Released on Bezirk Tapes.
I fixate less upon the sources themselves and more upon the person manipulating them. The hands held apart at precise distances, the fingers connected to mixer dials by an anticipatory pinch, the slow and ceaseless tilting of wrists. The feedback is always in swell, recession or transformation, with low tones pooling slowly like wine poured into a large glass, or flicking into squirms of high frequencies, or inviting long honks akin to overblown woodwind. The sources are never at rest. Hao is continually intensifying or lessening the sound as it sways toward too much or too little, the hands guiding the setup between the last minuscule adjustment and the next.
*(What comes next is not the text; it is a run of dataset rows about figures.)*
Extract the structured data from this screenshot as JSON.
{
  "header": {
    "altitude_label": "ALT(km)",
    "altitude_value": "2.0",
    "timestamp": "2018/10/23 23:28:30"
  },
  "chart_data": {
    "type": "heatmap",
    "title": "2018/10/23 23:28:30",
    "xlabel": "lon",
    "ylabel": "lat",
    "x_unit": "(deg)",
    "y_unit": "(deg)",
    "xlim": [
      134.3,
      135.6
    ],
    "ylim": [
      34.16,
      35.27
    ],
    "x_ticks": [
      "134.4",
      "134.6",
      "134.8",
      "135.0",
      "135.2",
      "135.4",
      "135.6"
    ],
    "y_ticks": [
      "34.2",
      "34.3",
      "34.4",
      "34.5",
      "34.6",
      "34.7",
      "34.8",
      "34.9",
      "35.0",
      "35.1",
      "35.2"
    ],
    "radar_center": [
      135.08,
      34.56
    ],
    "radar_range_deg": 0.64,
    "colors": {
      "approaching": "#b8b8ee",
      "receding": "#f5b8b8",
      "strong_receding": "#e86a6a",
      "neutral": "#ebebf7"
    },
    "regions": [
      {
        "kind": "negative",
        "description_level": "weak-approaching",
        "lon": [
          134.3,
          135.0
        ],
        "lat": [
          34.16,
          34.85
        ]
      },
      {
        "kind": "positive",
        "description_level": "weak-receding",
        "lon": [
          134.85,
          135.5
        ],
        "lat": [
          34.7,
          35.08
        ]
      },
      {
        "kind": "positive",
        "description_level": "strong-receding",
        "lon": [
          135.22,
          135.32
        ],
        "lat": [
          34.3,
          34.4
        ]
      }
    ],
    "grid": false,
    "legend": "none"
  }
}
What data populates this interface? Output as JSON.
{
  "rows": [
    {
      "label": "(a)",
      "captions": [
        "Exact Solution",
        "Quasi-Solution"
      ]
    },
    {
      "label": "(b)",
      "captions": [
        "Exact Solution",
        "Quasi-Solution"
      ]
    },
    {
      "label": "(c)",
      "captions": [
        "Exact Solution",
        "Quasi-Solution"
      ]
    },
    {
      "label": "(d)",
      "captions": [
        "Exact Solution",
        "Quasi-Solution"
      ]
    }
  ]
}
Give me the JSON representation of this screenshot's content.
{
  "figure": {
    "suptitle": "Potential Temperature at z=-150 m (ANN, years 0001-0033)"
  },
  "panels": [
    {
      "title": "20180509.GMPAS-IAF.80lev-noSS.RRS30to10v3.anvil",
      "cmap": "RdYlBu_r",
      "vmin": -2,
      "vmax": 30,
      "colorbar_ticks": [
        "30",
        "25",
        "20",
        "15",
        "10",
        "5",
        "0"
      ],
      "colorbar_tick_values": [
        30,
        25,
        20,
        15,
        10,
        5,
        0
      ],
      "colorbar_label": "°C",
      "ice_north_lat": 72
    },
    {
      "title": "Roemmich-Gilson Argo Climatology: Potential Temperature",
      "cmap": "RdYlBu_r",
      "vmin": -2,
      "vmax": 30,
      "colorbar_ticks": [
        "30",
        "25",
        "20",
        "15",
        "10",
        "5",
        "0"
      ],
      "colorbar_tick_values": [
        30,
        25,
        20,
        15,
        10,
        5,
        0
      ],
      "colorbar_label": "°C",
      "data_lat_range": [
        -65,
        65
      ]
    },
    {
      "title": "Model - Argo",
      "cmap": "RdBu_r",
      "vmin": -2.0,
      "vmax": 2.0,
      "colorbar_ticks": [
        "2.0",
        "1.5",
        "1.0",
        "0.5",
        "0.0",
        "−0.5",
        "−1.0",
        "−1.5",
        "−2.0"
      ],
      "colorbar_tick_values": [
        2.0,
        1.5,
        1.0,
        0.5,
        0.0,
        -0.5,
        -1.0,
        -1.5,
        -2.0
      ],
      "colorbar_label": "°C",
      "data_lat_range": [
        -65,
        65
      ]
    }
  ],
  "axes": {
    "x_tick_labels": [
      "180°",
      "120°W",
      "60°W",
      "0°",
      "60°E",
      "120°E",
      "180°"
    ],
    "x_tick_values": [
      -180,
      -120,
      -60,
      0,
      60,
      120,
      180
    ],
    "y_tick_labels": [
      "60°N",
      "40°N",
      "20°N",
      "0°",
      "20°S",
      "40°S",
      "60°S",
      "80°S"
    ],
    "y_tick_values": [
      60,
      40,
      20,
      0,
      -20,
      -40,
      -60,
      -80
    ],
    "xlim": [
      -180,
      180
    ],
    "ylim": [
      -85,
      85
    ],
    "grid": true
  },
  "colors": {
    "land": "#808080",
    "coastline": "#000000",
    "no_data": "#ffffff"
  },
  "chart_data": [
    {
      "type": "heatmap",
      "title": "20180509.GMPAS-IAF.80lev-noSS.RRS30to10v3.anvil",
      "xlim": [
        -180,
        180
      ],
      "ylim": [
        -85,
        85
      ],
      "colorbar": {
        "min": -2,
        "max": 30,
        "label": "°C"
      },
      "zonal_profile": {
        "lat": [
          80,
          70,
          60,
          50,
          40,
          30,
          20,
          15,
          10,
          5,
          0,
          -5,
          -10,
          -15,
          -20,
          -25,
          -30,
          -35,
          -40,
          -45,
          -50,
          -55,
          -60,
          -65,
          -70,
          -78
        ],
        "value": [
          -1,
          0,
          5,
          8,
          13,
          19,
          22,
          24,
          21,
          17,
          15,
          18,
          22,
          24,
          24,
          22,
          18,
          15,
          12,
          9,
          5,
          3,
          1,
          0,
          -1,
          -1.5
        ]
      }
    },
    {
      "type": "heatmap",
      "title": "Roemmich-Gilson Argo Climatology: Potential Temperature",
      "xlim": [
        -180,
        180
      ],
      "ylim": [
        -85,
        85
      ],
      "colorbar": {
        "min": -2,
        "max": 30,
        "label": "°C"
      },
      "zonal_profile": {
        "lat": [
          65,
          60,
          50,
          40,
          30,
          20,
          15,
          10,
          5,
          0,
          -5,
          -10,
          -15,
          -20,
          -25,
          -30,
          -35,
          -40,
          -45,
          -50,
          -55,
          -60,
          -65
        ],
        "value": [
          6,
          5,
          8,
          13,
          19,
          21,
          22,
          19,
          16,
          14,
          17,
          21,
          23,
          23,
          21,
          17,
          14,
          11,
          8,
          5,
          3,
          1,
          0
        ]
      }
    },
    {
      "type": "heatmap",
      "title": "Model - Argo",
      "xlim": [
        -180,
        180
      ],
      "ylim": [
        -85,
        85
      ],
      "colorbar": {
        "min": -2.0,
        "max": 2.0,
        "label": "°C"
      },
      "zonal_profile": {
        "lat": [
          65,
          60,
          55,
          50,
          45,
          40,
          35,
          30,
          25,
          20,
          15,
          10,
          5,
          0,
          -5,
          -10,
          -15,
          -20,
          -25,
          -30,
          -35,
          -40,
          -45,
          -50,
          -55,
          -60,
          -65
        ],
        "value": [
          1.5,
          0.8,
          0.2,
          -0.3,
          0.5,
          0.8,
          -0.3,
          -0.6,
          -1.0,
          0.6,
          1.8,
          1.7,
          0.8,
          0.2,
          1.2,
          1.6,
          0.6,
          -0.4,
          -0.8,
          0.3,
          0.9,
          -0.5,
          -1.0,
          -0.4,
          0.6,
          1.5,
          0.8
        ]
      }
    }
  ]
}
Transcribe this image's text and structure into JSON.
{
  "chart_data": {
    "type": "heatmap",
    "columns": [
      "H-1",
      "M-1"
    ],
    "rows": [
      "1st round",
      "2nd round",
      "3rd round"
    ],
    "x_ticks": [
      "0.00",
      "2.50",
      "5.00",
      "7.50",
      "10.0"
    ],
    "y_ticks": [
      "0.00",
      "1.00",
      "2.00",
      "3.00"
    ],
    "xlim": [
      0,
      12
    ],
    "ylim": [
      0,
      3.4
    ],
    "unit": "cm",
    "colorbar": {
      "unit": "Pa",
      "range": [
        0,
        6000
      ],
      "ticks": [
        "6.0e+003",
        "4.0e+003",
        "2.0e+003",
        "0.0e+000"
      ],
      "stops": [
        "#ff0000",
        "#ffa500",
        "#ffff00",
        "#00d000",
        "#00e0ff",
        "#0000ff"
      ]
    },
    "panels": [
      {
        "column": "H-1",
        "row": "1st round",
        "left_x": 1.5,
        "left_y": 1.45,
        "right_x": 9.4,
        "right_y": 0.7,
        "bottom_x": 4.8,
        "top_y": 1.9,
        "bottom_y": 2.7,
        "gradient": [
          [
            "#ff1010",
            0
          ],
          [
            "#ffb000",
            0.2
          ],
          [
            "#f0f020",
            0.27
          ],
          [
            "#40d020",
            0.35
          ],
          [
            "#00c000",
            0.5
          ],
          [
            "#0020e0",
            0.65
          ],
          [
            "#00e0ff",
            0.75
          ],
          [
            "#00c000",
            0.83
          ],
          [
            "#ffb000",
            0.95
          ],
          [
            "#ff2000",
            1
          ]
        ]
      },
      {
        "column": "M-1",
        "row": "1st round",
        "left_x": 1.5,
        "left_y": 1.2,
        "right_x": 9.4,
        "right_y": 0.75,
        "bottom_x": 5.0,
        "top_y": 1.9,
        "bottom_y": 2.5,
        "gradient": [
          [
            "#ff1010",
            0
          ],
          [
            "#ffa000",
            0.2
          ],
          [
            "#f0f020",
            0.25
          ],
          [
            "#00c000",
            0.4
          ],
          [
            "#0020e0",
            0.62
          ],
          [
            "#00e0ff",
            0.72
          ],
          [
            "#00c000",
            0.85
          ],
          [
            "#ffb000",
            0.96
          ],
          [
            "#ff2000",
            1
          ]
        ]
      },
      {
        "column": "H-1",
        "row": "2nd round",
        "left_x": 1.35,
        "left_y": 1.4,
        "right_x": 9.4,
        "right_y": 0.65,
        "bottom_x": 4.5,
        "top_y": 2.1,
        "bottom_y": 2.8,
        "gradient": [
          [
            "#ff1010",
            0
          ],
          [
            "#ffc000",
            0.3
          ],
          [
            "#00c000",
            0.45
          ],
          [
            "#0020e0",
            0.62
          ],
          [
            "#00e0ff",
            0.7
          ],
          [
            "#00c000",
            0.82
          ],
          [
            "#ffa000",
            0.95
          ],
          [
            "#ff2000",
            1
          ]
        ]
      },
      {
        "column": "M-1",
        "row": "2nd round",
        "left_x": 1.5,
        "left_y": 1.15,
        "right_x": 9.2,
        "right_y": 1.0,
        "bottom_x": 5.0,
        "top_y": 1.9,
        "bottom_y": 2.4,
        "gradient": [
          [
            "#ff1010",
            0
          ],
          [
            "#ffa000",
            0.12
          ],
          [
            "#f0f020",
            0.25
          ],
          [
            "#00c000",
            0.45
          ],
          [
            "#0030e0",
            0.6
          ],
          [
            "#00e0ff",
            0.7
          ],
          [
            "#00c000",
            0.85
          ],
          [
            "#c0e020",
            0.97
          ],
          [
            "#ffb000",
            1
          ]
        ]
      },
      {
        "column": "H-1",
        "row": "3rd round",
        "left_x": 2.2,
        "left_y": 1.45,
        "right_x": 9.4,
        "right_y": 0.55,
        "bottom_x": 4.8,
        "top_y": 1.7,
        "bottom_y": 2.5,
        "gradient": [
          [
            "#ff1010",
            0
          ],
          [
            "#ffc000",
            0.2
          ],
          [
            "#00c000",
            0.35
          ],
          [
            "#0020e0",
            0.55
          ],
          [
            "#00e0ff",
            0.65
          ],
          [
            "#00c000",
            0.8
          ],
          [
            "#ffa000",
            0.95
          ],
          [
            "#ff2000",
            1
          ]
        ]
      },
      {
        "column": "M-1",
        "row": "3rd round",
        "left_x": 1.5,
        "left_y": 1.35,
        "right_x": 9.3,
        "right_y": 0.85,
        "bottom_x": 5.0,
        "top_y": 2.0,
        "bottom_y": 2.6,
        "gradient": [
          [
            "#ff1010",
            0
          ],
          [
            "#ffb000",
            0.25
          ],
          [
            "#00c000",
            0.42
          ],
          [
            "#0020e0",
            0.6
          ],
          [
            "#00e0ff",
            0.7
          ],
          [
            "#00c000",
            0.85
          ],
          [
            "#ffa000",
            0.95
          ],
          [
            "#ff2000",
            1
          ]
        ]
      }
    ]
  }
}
The first instalment of Harmonium was released on ATTN's own label Hard Return, deploying only two contact microphones and two harmonicas in the generation of feedback. Here, the same principles are transposed to different configurations of material, with the absence of acoustic instruments leaving the feedback with greater dependence on the strange negotiations of circuitry. The resultant sound feels more unpredictable – capable of rolling toward a greater number of possible manifestations – even if it centres on the same graceful interplay of proximities and intensities.
The first piece consists of feedback created by headphones placed close to a zoom recorder, with the resultant tones tuned into sine waves from Hao's modular synth. Sometimes it's a duet between slow, unsteady surges of low frequency and the brittle twitches of higher tones. At other points, she fades low feedback seamlessly into modular sine waves, like someone tipping water back and forth between two cups. Different vessels, same liquid. The latter piece utilises mixing desk and reverb pedal, with a buzzing drone playing host to exchange between rapid pips, rattling hoots and other transient characters. The buzz lifts in the final third, which sends a cluster of tones aloft to twist together like kites, converging upon a common note before swerving apart again. An abrupt ending feels like the only appropriate exit – not collapsing into resolution but rather cutting the lights, the process persisting, hands ever poised, somewhere unseen.